All Commander integration is **optional** — if Commander is unavailable, skip these calls silently and never let a Commander error interrupt the loop.

### Lifecycle Summary

| When | What | Tool Call |
|------|------|-----------|
| Understand (Step 1) | Ask clarifying questions | `ask_user { mode: "questions", ... }` |
| Understand (Step 1) | Save initial session | `Write .context/research-sessions/<id>.json` |
| Plan (Step 2) | Present research plan | `show_plan { file_path: ".context/autoresearch-plan.md", ... }` |
| Plan (Step 2) | Update session with plan | `Write (update session file)` |
| Setup (Step 3) | Create task group | `commander_task { operation: "group:create", ... }` |
| Setup (Step 3) | Announce start | `commander_mailbox { operation: "send", message_type: "status", ... }` |
| Each iteration (before modify) | Create + claim task | `commander_task { operation: "create", ... }` then `{ operation: "claim", ... }` |
| Each iteration (after log) | Complete task | `commander_task { operation: "complete", ... }` |
| Each iteration (after log) | Save to session | `Write (append iteration to session)` |
| Every ~5 iterations | Progress broadcast | `commander_mailbox { operation: "send", message_type: "status", ... }` |
| Research complete (Step 5) | Save findings & next steps | `Write (update session with findings)` |
| Research complete (Step 5) | Research report | `show_report { title: "Research Complete — ...", ... }` |
| Research complete (Step 5) | Ask about implementation | `ask_user { mode: "select", ... }` |
| Implementation (Step 6) | Spawn team | `subagent_create_batch { ... }` |
| Implementation done (Step 6) | Final report | `show_report { title: "Research & Implementation Complete", ... }` |

### Task Completion Semantics

- **keep** → `complete` with result describing the improvement
- **discard** → `complete` with result noting the discard (this is expected, not a failure)
- **crash** → `complete` with result noting the crash and recovery
- **Only use `fail`** if the entire autoresearch loop must abort due to an unrecoverable error

## Session Persistence

Every autoresearch session is saved to `.context/research-sessions/<session-id>.json`. This enables:
- **Resume later** — pick up where you left off via `/research` command
- **Browse history** — see all past research sessions in the research browser
- **Track lifecycle** — from understanding through implementation completion

The session file is a JSON document tracking: goal, metric, scope, Q&A, plan, iterations, findings, next steps, and implementation status.
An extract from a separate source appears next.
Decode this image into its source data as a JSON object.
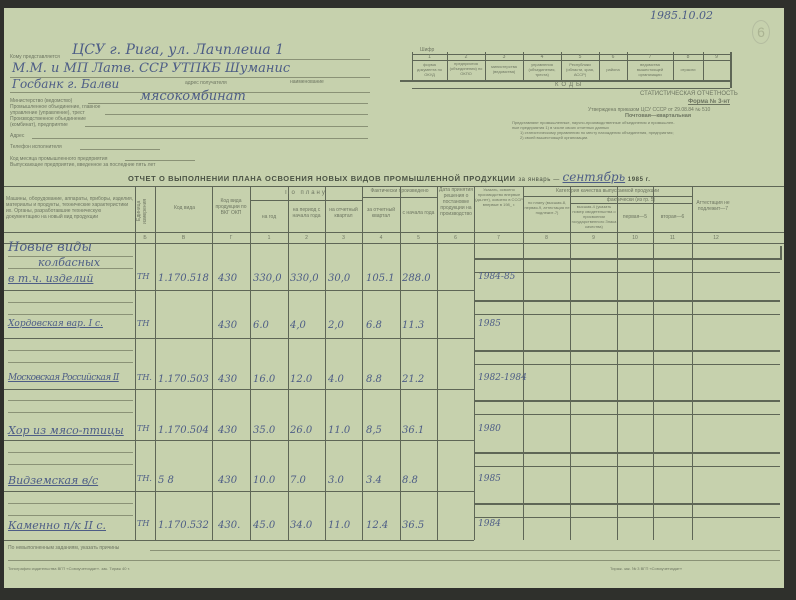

Update it at every major lifecycle transition (understand → plan → research → implement → complete).

**BEGIN NOW. Start with Step 1: Understand the goal, ask clarifying questions if needed, then present a plan for approval. After the plan is approved, set up tracking, start the autonomous loop, and when research completes, present findings and offer implementation.**